“I signed up on eBay back in 1999,” recalls Charlie Richardson. “I was in a post office and overheard someone talking about eBay as an auction site.” He got started buying things, then sold a few items casually over the years, until he took a class on eBay selling.
“The NFB [National Federation of the Blind] sent out an email about an eBay partnership to find a new avenue for income,” he says.
At the time, Richardson was running a store in the Capitol building in Albany, New York, through the Randolph-Sheppard Vending Facility Program, which “provides persons who are blind with remunerative employment and self-support through the operation of vending facilities on federal and other property.”

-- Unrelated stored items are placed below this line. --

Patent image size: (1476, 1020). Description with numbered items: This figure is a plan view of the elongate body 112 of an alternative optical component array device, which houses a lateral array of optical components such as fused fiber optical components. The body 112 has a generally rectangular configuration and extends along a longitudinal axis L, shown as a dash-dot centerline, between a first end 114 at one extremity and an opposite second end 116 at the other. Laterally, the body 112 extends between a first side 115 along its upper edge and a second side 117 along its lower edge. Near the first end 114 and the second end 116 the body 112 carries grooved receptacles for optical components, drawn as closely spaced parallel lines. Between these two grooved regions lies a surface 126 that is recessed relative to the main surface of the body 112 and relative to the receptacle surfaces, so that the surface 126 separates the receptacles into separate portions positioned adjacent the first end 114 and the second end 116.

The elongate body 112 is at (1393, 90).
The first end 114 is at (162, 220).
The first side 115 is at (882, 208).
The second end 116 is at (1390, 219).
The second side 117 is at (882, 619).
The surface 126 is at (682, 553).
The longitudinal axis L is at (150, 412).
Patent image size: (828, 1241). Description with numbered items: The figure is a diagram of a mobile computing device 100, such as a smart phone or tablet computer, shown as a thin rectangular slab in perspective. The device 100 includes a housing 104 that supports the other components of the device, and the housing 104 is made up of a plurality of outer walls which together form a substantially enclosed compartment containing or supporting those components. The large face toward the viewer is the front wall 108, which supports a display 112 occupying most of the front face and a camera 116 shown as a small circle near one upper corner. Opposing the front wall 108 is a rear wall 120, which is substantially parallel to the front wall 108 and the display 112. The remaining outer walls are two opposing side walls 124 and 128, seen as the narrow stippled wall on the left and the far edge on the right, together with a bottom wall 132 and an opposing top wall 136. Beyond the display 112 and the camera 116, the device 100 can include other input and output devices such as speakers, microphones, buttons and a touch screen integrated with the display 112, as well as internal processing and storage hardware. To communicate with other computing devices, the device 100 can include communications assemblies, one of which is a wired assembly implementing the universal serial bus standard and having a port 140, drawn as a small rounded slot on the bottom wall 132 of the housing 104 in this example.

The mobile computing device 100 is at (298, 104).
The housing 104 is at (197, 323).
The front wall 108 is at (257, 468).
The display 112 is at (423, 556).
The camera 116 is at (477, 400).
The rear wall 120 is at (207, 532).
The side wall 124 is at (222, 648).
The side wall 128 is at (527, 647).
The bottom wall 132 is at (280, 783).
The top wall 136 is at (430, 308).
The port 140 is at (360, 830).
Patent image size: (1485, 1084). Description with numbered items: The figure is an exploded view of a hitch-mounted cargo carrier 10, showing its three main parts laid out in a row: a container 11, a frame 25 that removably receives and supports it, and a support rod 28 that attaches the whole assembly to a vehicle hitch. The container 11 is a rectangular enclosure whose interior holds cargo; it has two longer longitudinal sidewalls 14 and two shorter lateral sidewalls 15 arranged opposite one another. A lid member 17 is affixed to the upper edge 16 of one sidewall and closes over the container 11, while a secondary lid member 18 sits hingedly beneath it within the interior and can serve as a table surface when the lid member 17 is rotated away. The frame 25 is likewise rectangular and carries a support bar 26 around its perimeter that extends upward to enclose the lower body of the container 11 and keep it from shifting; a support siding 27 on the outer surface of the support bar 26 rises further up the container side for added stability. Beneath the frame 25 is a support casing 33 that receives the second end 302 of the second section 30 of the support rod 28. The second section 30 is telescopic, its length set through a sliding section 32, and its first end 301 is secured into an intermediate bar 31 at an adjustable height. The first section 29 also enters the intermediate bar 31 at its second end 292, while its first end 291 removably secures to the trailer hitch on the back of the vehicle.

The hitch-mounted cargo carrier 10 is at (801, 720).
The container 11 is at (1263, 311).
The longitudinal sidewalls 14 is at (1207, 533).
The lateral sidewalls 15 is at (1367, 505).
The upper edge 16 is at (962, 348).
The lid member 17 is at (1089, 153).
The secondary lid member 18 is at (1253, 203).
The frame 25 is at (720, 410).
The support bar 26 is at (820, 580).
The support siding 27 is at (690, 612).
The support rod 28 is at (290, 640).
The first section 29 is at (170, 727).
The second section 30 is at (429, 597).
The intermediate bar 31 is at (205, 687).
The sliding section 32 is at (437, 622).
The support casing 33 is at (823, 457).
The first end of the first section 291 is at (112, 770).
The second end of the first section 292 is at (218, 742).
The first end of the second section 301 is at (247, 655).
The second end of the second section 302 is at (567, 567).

But on a whim, he sent in his resume on the day it was due, and was accepted into the class.
It was a weeklong class with 15 students, two certified eBay trainers and support staff for accessibility issues and technology support. Richardson says he found the process of listing items pretty easy.
“I had no difficulty with it – making a listing, and all that,” he says. He learned to use the eBay iPhone app, which he says “makes some of what we do easier.”
“I can leave feedback in a cab, or in the grocery store – I can carry eBay around with me all the time.”
The class had a robust follow-up program, with weekly conference calls and mentorship to get each participant to Top Rated Seller (TRS) status. But initially, Richardson didn’t ramp up his selling activity. It was the busy season at his regular store, and he didn’t have the time to devote to eBay selling. But when the mentorship phase of the program kicked in, and he was told he could just drop out if he wanted to, he instead threw himself into it.
“I got the fire under the burner – I met the criteria for TRS 45 days into it,” he says.
He started with a rare coin collection that he had amassed in the ’90s, and then branched out to other things.
These days, Richardson considers himself semi-retired: He left the vending program, got married and moved to California. He and his wife run a side business on eBay that keeps them busy and brings in some extra income.
“She’ll say, ‘What are we going to list today?’ ” Richardson says. They might get merchandise from the local Goodwill (like used purses for $4, which they’ll sell for $20), or from eBay, or from an online liquidation site. His knowledge of rare coins comes in handy, like when he bought a rare 1916 Mercury dime for $150 and sold it for $290.
As a blind user, Richardson says, he’s been impressed by how responsive eBay has been to problems with accessibility.
“It’s nice to have someone in that accessibility department who works to keep things accessible,” he said. “With a lot of sites, we tend to have to go into lawsuits to keep things working. In the Internet, I think the larger merchants are starting to realize that the disability community is a big part of their market.”